Me enviaron a Irlanda aquel verano, una recompensa por la que yo había rogado, y que encajaba bien con la mentalidad de mis padres: en pago a mis buenas notas y mi buen comportamiento se me obsequiaba con otro mes de estudios en el extranjero, en un carísimo colegio. Obedecía al lema de mi padre de que para descansar de un trabajo lo mejor era otro trabajo. Nunca hubieran aceptado gastar tal cantidad de dinero en nada para ellos, pero sí en que yo aprendiera inglés: al año siguiente iría a la universidad, y no querían que me encontrara en inferioridad de condiciones.

En Irlanda viví con una familia obesa: no el nivel de gordura al que yo estaba acostumbrada, o que consideraba normal, sino una obesidad mórbida, patológica. Sólo el padre y uno de los cinco hijos mantenían un peso correcto.
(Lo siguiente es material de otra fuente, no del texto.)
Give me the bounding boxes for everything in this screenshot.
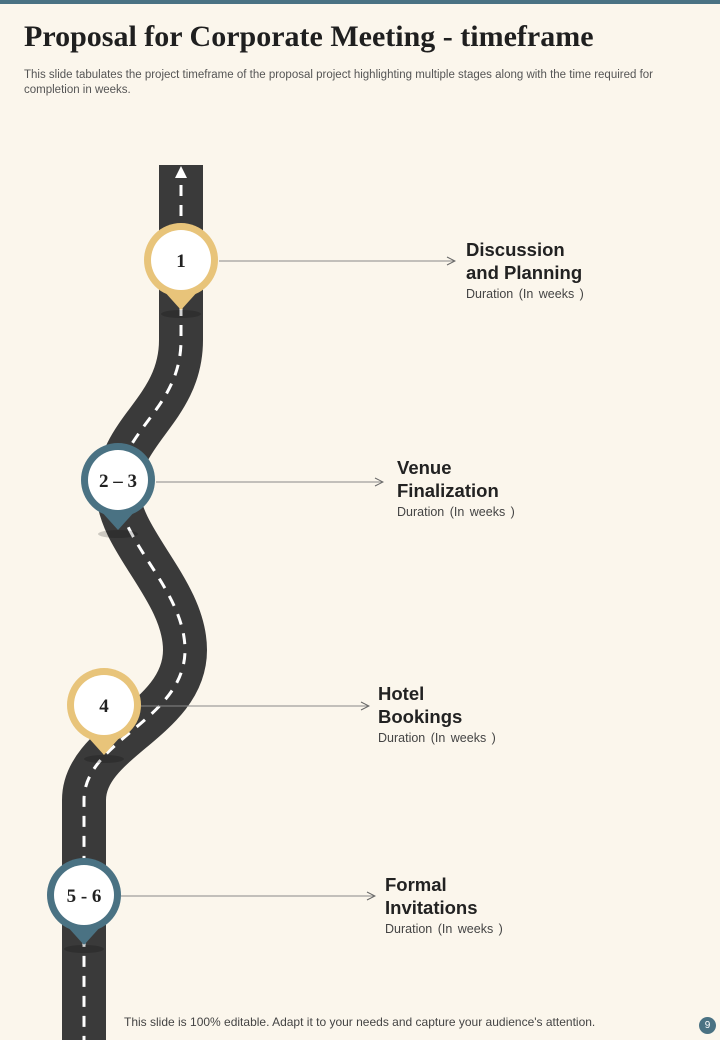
stage-title: Hotel Bookings	[378, 683, 463, 727]
stage-number: 2 – 3	[99, 471, 137, 492]
road-direction-arrow	[175, 166, 187, 178]
stage-title: Formal Invitations	[385, 874, 478, 918]
stage-duration: Duration (In weeks )	[397, 505, 515, 519]
accent-bar	[0, 0, 720, 4]
stage-number: 5 - 6	[67, 886, 102, 907]
stage-marker-2: 2 – 3	[81, 443, 155, 538]
stage-label-3: Hotel Bookings Duration (In weeks )	[378, 682, 496, 745]
stage-number: 4	[99, 696, 109, 717]
page-subtitle: This slide tabulates the project timefra…	[24, 69, 654, 96]
page-title: Proposal for Corporate Meeting - timefra…	[24, 20, 594, 53]
stage-marker-3: 4	[67, 668, 141, 763]
stage-marker-4: 5 - 6	[47, 858, 121, 953]
stage-duration: Duration (In weeks )	[466, 287, 584, 301]
stage-title: Discussion and Planning	[466, 239, 583, 283]
stage-label-2: Venue Finalization Duration (In weeks )	[397, 456, 515, 519]
stage-marker-1: 1	[144, 223, 218, 318]
footer-note: This slide is 100% editable. Adapt it to…	[124, 1015, 596, 1029]
stage-label-1: Discussion and Planning Duration (In wee…	[466, 238, 584, 301]
road-center-dashes	[82, 185, 187, 1040]
stage-title: Venue Finalization	[397, 457, 499, 501]
stage-number: 1	[176, 251, 186, 272]
stage-duration: Duration (In weeks )	[378, 731, 496, 745]
page-number-badge: 9	[699, 1017, 716, 1034]
stage-label-4: Formal Invitations Duration (In weeks )	[385, 873, 503, 936]
stage-duration: Duration (In weeks )	[385, 922, 503, 936]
En la pared del salón reinaba la foto de bodas, en la que una delgadísima y preciosa madre se abrazaba bajo el confeti al padre. Pasé horas mirando aquella fotografía: ella no parecía recordar su pasada figura con pena, sino que se mostraba alegre, subía y bajaba escaleras, atendía su casa y a los estudiantes que vivíamos en ella de manera impecable, y era, para colmo, una estupenda cocinera. Yo, sin embargo, no podía romper la distancia que me separaba de ella. En sus ciento sesenta kilos veía mi futuro, y al mismo tiempo la insignificancia de mi peso, que no había pasado de cincuenta y ocho. Al mirarla intentaba descubrir qué quedaba en ella de aquella figurita elegante de la boda.

Nos alimentaba a conciencia con comida tradicional irlandesa, y a nadie se le hubiera ocurrido dejar restos en el plato. No contaba, como se hacía en mi casa, con que sobrara algo para otra ocasión, de modo que a cada cena la inmensa bandeja del horno se vaciaba. Se consideraba normal tomar pan y mantequilla con la comida, y cada día terminábamos con un postre diferente. El placer con que comían, el desprecio absoluto por su figura me resultaban tan chocantes que llegué a la conclusión de que vivía con personas sin gusto ni criterio. Sin embargo, eran felices, se querían, y las hijas obesas me hablaban de sus novios y sus líos, cosa que yo, con mi talla cuarenta, no podía hacer.